The leather, taken respectfully and thankfully, that adorn the haft so too serves a multipurpose. At first glimpse its cross wraps and braids add a feature of artistry, whimsy for the eye. When held in hand its utilitarian form is clear. As you grip it may it remind you that our hands are the extension of our eyes, mind and core for they are our tools that draw our pictures, write our words and fulfill the will of our soul. As you hold this tool, it completes a connection a synapse which began at the core and finishes at the bit.
This is now yours….remember its versatility….
Use it when necessary to defend your hands, your eyes, your tools….
To attack with ferocity those who assault the thoughts, opinions and memories that are yours….
And to plow, sow and harvest the fruits of your soul.
I’ve been watching the influence of the tomahawk on me, as it hangs there on the living-room wall of my home: I think of myself as a poet, a gentle soul, a person who integrates ideas, who links people. My daughter Meg used to say “Mom’s a softie.” Not at all “tomahawk-like.”
But the presence of the tomahawk has reminded me of other capacities—often hidden, even from myself: clarity, resolve, the ability to respond with a clear “no”. The capacity to define the sharp, long arc of something important. The ability to see the essence of a story, of a narrative. It’s essential skeleton.
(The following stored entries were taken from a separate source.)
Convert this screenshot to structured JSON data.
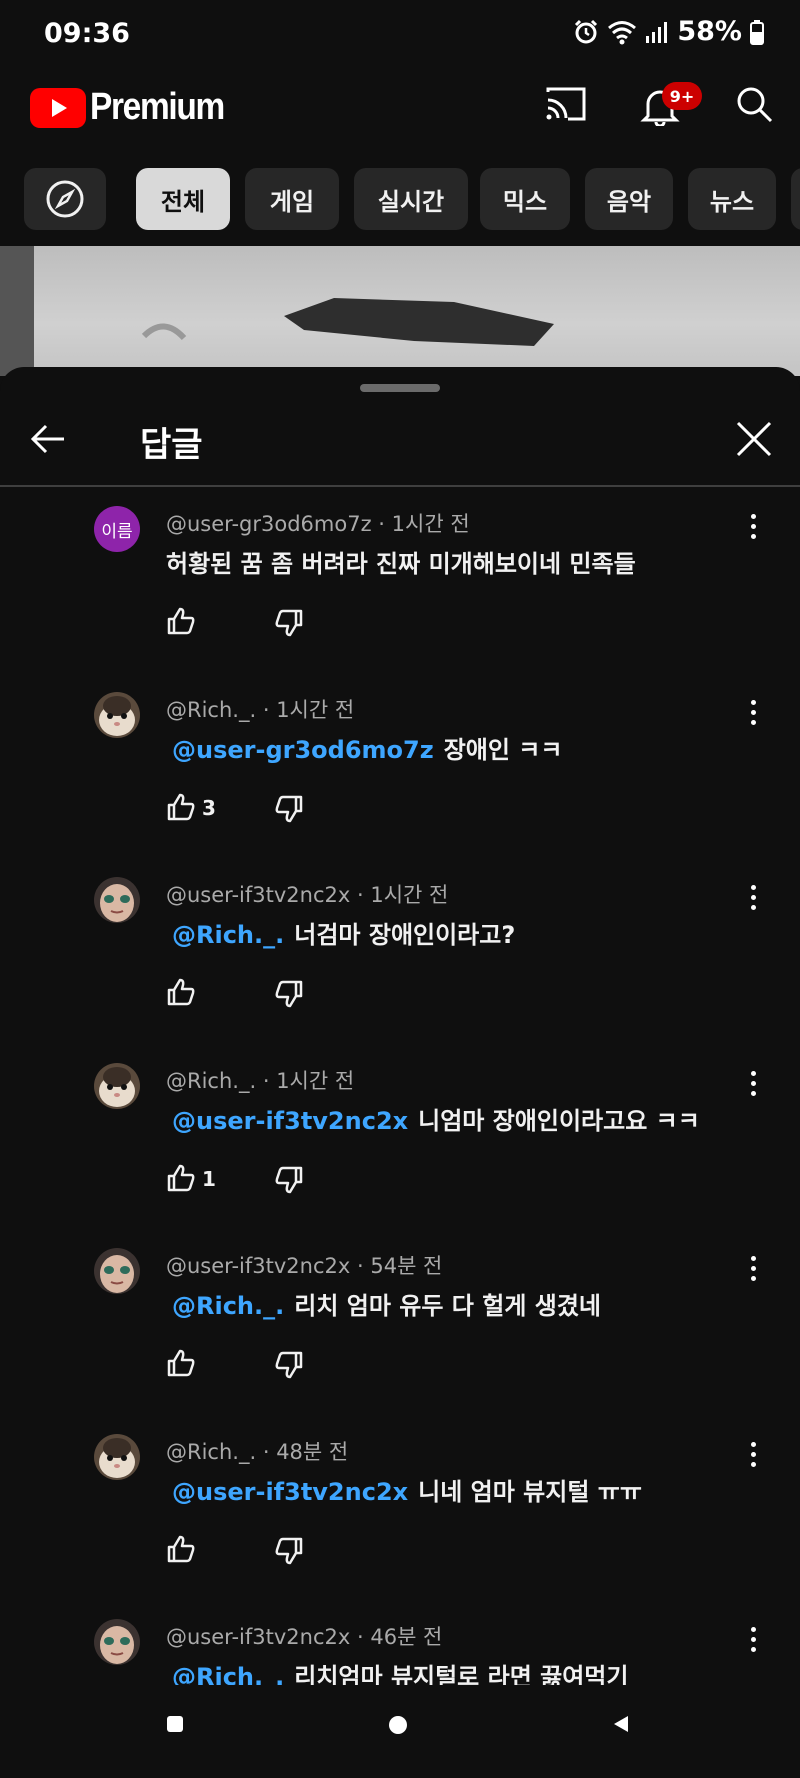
{
  "status_bar": {
    "time": "09:36",
    "battery": "58%"
  },
  "header": {
    "logo_text": "Premium",
    "notification_badge": "9+"
  },
  "chips": [
    "전체",
    "게임",
    "실시간",
    "믹스",
    "음악",
    "뉴스"
  ],
  "panel": {
    "title": "답글"
  },
  "comments": [
    {
      "author": "@user-gr3od6mo7z",
      "time": "1시간 전",
      "mention": "",
      "text": "허황된 꿈 좀 버려라 진짜 미개해보이네 민족들",
      "likes": "",
      "avatar": "purple",
      "avatar_text": "이름"
    },
    {
      "author": "@Rich._.",
      "time": "1시간 전",
      "mention": "@user-gr3od6mo7z",
      "text": "장애인 ㅋㅋ",
      "likes": "3",
      "avatar": "hamster"
    },
    {
      "author": "@user-if3tv2nc2x",
      "time": "1시간 전",
      "mention": "@Rich._.",
      "text": "너검마 장애인이라고?",
      "likes": "",
      "avatar": "face"
    },
    {
      "author": "@Rich._.",
      "time": "1시간 전",
      "mention": "@user-if3tv2nc2x",
      "text": "니엄마 장애인이라고요 ㅋㅋ",
      "likes": "1",
      "avatar": "hamster"
    },
    {
      "author": "@user-if3tv2nc2x",
      "time": "54분 전",
      "mention": "@Rich._.",
      "text": "리치 엄마 유두 다 헐게 생겼네",
      "likes": "",
      "avatar": "face"
    },
    {
      "author": "@Rich._.",
      "time": "48분 전",
      "mention": "@user-if3tv2nc2x",
      "text": "니네 엄마 뷰지털 ㅠㅠ",
      "likes": "",
      "avatar": "hamster"
    },
    {
      "author": "@user-if3tv2nc2x",
      "time": "46분 전",
      "mention": "@Rich._.",
      "text": "리치엄마 뷰지털로 라면 끓여먹기",
      "likes": "",
      "avatar": "face"
    }
  ],
  "colors": {
    "background": "#0f0f0f",
    "mention": "#3ea6ff",
    "youtube_red": "#ff0000",
    "badge": "#cc0000"
  },
  "icons": [
    "cast-icon",
    "bell-icon",
    "search-icon",
    "explore-icon",
    "back-arrow-icon",
    "close-icon",
    "more-vert-icon",
    "thumb-up-icon",
    "thumb-down-icon"
  ]
}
Perhaps each of us has a way of seeing our own gifts and we need to be reminded, by an image, or an out-of-the-blue gift in the mail from a colleague, that we also possess what seem like opposing gifts. Or balancing capacities. Not to be denied. To be exercised when needed.
So this is what I have noticed: I am clearer about my reasoning for designing a leadership program in a particular way—and not designing it in more conventional ways. The sharpness of design matters. Now I am more likely to hold more firmly to the design integrity of a retreat or a program. To be clearer and more outspoken about my reasoning from the start.
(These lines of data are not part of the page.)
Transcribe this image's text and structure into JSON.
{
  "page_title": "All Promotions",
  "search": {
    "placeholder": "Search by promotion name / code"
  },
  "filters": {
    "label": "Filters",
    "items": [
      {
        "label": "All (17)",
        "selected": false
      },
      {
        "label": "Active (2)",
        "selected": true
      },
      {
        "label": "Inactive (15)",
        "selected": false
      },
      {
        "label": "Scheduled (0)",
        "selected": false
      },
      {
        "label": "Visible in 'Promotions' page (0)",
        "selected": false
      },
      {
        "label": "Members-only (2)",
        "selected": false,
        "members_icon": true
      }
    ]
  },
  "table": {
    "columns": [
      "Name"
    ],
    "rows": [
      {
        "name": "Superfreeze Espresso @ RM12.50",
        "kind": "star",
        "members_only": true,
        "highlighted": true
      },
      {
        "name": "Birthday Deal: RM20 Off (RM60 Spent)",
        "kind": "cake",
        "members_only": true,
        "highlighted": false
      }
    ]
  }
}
And secondly the tomahawk has influenced my writing, particularly in a collaborative writing project—I am co-author with 9 others in a book that links spirituality and sustainability. The book’s working title is “Flourishing” and for this month it is in the hands of our editor at Stanford University Press. But for the last several weeks, I’ve been involved in editing it, yet again. Refining it.
I have found myself clearer about what goes in the book, and what is, “A different book—important, but not this book.” Rather than trying to make everything that nine of us (including me) want to put into the book, to make what we all have to say somehow fit into a swirling mosaic, I have felt clarity about the “arc of the narrative; the integrity of the skeleton of this particular, specific book.” As my colleagues and I have passed the manuscript back and forth weaving ideas and cases into it, I have found myself needing to be more “tomahawk-like” clearer, more decisive. I wield the tomahawk with greater ease now: “Great idea, great case, but not for THIS book. It’s for another book.” “Tomahawk-Judy” my editing colleagues have called me. Aptly.
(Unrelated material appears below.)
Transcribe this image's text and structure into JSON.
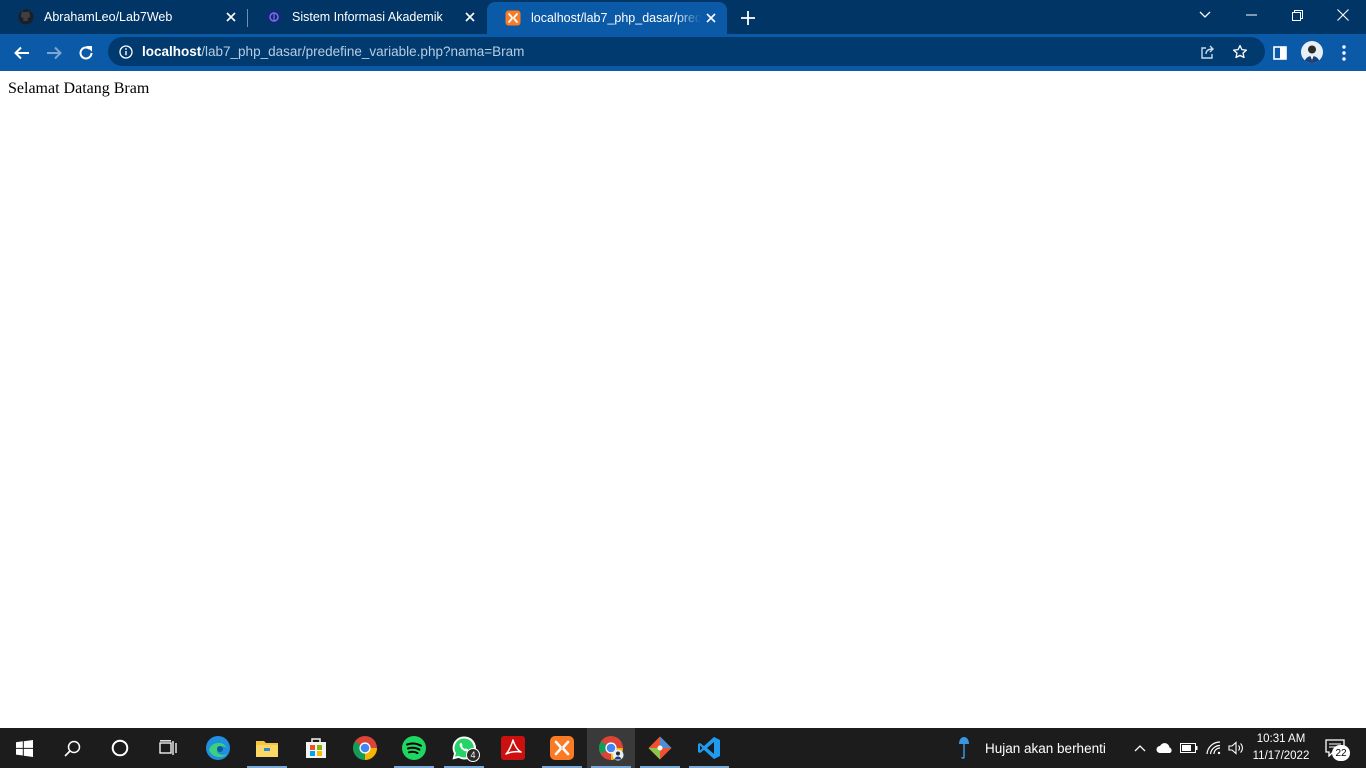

And I suppose a third impact is one I felt yesterday—as David handed me an early birthday present—Fiskar’s loppers (long-handled pruning shears, in Michigan dialect) and I began to work on the azaelas that are in wild and full bloom here. I felt a kind of brush-clearing clarity about these wonderful old plantings around our house—for health and beauty, they needed a good whacking back. And I did.
The gift of the tomahawk raises these questions:
What do you see as your gifts, your nature?
And is there an opposite side of you, hidden even from yourself, that if allowed to have a voice in your life would be of great service—to your vitality, and to those things you most care about?
How do you want to begin to work with the insights of that other dimension?
For me, they are the questions suggested by the gift of the tomahawk.